Final Feature Matrix Shape: (14211, 1025)


In [60]:
joblib.dump(scaler, 'price_scaler.pkl')

['price_scaler.pkl']

In [None]:
np.save('master_vectors.npy', master_vectors)

### Make ChromaDB

In [64]:
df.columns

Index(['Unnamed: 0.1', 'Unnamed: 0', 'p_id', 'price', 'brand', 'log_price',
       'cleaned_description', 'final_text', 'image_exists'],
      dtype='object')

In [65]:
client = chromadb.PersistentClient(path="./fashion_vector_db")
collection = client.get_or_create_collection(name="multimodal_fashion", metadata={"hnsw:space": "cosine"})

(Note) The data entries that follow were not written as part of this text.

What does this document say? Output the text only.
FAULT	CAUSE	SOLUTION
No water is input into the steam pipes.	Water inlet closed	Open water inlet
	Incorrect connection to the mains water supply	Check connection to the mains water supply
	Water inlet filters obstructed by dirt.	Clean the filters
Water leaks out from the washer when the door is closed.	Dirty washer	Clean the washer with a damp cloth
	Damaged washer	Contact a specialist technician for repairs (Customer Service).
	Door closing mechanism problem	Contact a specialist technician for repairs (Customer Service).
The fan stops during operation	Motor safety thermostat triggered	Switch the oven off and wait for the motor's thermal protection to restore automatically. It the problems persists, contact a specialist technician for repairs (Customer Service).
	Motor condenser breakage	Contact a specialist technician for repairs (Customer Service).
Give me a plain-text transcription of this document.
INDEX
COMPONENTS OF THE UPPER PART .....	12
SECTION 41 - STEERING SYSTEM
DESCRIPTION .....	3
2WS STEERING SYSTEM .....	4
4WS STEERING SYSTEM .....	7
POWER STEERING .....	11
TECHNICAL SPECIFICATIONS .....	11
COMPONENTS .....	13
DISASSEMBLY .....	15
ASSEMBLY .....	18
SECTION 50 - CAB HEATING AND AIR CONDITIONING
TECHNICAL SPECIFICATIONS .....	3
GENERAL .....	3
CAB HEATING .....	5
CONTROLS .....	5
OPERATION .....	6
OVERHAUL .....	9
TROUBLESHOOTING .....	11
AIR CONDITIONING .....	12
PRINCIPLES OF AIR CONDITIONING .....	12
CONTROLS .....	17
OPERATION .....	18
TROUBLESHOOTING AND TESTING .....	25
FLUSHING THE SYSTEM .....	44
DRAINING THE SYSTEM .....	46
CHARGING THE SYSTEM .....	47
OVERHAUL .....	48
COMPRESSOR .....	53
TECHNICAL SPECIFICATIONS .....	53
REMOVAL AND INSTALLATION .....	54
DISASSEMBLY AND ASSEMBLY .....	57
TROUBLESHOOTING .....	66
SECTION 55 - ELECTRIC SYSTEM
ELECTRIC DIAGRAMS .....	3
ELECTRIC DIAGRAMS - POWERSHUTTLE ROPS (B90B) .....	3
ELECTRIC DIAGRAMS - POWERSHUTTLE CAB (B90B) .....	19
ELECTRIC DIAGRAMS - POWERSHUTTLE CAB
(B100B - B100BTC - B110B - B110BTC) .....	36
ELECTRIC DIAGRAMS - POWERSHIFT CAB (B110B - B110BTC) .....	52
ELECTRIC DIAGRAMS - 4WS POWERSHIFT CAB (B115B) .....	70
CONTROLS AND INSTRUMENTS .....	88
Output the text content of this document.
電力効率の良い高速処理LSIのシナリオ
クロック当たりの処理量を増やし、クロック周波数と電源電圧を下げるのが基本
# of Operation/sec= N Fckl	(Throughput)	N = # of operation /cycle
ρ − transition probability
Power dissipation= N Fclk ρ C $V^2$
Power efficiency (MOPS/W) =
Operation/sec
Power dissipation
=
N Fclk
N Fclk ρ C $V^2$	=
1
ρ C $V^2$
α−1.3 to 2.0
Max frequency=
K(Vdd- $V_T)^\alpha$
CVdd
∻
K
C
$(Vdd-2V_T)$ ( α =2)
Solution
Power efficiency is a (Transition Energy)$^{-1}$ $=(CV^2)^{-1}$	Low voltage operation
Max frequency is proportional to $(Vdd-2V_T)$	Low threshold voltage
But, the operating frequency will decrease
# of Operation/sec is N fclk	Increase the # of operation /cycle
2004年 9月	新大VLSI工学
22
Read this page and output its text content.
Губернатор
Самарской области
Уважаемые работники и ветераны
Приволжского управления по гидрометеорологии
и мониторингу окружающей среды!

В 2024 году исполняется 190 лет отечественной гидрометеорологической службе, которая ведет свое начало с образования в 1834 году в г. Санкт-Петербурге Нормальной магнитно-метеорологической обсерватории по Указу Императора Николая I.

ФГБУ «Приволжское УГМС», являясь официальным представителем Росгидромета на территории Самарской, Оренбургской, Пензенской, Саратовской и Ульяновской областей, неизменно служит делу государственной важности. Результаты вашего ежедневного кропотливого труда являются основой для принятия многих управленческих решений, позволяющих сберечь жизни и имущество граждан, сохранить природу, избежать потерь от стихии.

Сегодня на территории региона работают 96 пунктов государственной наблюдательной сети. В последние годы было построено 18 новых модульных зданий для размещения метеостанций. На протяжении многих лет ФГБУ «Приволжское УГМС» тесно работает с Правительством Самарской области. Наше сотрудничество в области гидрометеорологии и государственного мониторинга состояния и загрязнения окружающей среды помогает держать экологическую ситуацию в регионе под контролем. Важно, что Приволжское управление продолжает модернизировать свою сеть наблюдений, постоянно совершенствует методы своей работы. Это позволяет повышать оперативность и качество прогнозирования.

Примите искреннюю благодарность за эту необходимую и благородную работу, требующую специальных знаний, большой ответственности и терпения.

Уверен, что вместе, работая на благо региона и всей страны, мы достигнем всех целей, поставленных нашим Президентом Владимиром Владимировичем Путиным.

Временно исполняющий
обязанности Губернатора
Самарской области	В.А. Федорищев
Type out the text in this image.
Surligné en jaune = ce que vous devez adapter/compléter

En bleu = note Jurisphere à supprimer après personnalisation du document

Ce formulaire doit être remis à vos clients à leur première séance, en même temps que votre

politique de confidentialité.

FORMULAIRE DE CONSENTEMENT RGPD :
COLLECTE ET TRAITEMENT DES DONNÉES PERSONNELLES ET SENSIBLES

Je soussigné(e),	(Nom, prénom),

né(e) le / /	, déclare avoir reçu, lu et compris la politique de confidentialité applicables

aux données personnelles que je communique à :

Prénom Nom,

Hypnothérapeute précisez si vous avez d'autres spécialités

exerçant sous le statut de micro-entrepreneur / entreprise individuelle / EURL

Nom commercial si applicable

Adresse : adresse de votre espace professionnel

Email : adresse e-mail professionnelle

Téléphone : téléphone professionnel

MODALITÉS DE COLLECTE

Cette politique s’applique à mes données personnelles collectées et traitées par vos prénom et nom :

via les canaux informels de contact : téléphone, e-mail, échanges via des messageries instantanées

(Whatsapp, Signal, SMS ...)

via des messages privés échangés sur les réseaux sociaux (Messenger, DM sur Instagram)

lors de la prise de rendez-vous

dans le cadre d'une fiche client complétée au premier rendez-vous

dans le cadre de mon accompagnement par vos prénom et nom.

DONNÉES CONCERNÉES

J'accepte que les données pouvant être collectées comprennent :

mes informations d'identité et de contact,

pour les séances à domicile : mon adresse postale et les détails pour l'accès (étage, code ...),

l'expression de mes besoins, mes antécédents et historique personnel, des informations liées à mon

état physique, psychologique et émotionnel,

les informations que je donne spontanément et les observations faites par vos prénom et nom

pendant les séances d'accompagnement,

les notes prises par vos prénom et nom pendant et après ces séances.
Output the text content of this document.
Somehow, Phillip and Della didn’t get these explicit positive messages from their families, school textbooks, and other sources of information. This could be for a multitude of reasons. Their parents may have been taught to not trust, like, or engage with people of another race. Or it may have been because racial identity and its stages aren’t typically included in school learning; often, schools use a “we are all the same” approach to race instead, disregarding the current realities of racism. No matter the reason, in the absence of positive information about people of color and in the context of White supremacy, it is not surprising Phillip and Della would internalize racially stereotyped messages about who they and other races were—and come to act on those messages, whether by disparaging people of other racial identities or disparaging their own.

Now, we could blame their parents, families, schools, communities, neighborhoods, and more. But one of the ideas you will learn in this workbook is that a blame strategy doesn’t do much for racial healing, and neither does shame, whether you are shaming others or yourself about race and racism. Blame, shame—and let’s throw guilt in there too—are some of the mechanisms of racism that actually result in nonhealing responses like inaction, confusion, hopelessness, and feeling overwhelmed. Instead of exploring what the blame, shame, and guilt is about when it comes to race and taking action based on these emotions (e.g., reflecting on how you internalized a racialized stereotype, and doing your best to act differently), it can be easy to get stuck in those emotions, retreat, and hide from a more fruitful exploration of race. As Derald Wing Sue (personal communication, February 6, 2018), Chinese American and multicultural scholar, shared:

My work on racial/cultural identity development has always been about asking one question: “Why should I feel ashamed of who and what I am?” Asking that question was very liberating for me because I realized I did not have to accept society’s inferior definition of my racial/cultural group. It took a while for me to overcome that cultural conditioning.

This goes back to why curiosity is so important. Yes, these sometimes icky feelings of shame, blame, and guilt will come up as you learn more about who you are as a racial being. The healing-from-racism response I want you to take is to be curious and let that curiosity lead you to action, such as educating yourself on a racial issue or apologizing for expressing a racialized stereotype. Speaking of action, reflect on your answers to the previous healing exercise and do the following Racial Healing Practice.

# 2. Prepare Data (IDs must be strings)
ids = df['p_id'].astype(int).astype(str).tolist()
# Convert only necessary metadata to save space
metadatas = df[['brand', 'price', 'final_text']].to_dict('records')

# 3. Batch Ingestion (ChromaDB works best with batches of ~1000)
BATCH_SIZE = 1000
for i in tqdm(range(0, len(ids), BATCH_SIZE)):
    batch_ids = ids[i : i + BATCH_SIZE]
    batch_vectors = master_vectors[i : i + BATCH_SIZE].tolist() # Must be a list
    batch_metadata = metadatas[i : i + BATCH_SIZE]
    
    collection.upsert(
        ids=batch_ids,
        embeddings=batch_vectors,
        metadatas=batch_metadata
    )

print(f"✅ Ingestion Complete! Total items: {collection.count()}")

100%|██████████| 15/15 [00:02<00:00,  6.27it/s]

✅ Ingestion Complete! Total items: 14211